The man was easily 70 years old, bald, wearing coke-bottle spectacles that distorted the size of his eyes. Dr. Yeoh, I presume?
She marched right up to him. “Dr. Yeoh, I’m Ilene Ishue. Please hear me out.”
“My, you are persistent,” he said, looking her up and down. “Japanese?”
“Half. Don’t hold it against me.”
“Hmmmm” Dr. Yeoh removed his glasses, his eyes returning to normal size. “How do you spell it?”
“My name? I-S-H-U-E.”
“Why do you mis-pronounce? Shouldn’t it be EE-SHOE-EE?”
She laughed, her eyes squinting. “Yes. Everyone says ISH-YOU. I guess I got tired of correcting people when I was about, oh, like four. Can we talk a moment?”
“I have to leave here shortly but if you don’t mind my grading tests …” He gestured for her to follow inside. “Only a few minutes,” he added, “have a seat.”
She sat in the only chair that wasn’t occupied by tall, precarious piles of books and papers. Yeoh returned to his work, ignoring his guest.
She slid her press pass in front of him and he pushed it back. “I believe you,” he said without looking up. “What can I do for you?”
He opened a wide-rimmed plastic jar of black licorice on his desk and offered her one, which she accepted. “Tell me about Deverson and the connection to the MRI mishap in Manzanita.”
“Indeed,” he said, the sound suffering past the chewed licorice. He did disappear under circumstances very similar to yours.”
“An MRI?”
“Never confirmed, but likely. Deverson’s lab was filled with equipment. It was a real mess after the explosion and fire. No
one knows for sure what he was doing on that last day out there.”
“Out where?”
“On his farm. The lab was on his farm.”
Farm? Like with tractors and plows? “Where is this farm?”
Yeoh grimaced. “Not is, was. Last I heard developers were turning it into tract homes and strip malls.”
“Okay, where was the farm?”
Out on county road 28, east of the old Willow Bridge. If any of that’s still there.” He checked his watch and gave her a contrived smile. “I’ve got a class.”
“Can I come back later? Can we talk again?”
He was stuffing papers into a worn, top-loader briefcase. “It was a long time ago. I can’t really tell you anything more.”
“But what happened to him? What did the police say?”
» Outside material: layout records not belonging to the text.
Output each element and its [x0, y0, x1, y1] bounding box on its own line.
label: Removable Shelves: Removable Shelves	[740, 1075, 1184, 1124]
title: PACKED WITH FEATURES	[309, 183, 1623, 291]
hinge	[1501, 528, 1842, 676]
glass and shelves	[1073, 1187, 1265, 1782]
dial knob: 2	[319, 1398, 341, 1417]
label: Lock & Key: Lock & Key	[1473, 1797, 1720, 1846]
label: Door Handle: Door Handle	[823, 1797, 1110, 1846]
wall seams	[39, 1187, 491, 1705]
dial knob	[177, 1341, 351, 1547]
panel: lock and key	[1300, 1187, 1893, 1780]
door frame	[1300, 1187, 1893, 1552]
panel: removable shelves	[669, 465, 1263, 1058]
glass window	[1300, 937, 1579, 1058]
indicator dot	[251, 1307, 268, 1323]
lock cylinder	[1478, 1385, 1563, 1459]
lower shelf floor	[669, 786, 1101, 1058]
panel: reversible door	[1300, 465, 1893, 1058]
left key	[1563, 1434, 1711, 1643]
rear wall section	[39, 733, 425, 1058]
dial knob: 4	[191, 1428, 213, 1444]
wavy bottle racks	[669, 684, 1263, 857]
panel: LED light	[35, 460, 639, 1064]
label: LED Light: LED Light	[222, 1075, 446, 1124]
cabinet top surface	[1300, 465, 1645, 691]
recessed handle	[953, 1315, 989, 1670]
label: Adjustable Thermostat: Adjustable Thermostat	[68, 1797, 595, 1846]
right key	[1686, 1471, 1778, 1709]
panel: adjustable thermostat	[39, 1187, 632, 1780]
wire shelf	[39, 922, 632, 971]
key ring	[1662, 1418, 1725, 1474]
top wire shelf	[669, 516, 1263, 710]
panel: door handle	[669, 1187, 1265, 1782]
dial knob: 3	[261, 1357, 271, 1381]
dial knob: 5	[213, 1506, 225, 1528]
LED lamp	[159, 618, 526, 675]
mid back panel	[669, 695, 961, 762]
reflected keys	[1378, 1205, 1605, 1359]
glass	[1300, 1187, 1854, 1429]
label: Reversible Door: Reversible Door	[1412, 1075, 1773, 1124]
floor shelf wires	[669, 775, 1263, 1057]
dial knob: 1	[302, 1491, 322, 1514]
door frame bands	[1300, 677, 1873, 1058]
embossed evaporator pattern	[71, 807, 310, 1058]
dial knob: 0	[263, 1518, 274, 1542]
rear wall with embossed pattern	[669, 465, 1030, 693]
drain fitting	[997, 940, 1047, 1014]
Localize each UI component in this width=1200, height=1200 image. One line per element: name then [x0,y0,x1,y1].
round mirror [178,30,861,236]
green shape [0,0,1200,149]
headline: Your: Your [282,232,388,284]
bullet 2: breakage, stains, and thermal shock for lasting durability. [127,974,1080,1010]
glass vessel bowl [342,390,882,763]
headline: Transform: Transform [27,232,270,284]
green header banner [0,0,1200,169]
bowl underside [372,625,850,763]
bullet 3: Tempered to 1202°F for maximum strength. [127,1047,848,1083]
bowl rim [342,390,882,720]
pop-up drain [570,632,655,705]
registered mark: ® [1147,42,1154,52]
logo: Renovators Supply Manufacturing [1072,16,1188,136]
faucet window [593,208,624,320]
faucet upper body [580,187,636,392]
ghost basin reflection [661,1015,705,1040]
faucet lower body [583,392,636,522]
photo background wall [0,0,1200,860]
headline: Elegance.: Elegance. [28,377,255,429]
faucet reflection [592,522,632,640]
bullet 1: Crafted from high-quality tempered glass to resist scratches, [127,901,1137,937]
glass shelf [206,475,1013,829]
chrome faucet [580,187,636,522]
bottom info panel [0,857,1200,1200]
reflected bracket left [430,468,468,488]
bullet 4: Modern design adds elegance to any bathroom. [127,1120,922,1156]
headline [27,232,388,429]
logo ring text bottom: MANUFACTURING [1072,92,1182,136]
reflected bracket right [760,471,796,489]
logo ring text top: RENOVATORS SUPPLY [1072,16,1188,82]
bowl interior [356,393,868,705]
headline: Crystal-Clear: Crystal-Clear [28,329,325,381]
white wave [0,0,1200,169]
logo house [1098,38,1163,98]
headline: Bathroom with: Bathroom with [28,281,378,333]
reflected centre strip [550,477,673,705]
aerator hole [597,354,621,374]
Yeoh sighed. “Right after Deverson’s disappearance…death…whatever… this old detective started coming ‘round, hounding us about Deverson’s work, his personal life, his students, his finances, ad infinitum, blah blah blah. Even after the detective retired he continued to come ‘round here, going through our files, reading department literature, borrowing books.” He shook his head, smiling at the recollection. “Damnedest thing! He even audited one of my classes!” Yeoh was up, ushering the reporter to leave with him. “But he never figured it out,” Yeoh continued. “Deverson just disappeared off the face of the earth, without a trace, without leaving behind so much as a single strand of DNA.” He locked his little office door.
“Do you recall the detective’s name?”
“Hard to forget that. What a character. Evans. Detective Martin Evans, Yolo County Sheriff’s Department. If he’s still alive tell him I said hello. I’m afraid that’s all I can do for you, young lady.” He made a chopping gesture with his hand, a very final gesture, then disappeared into the hall.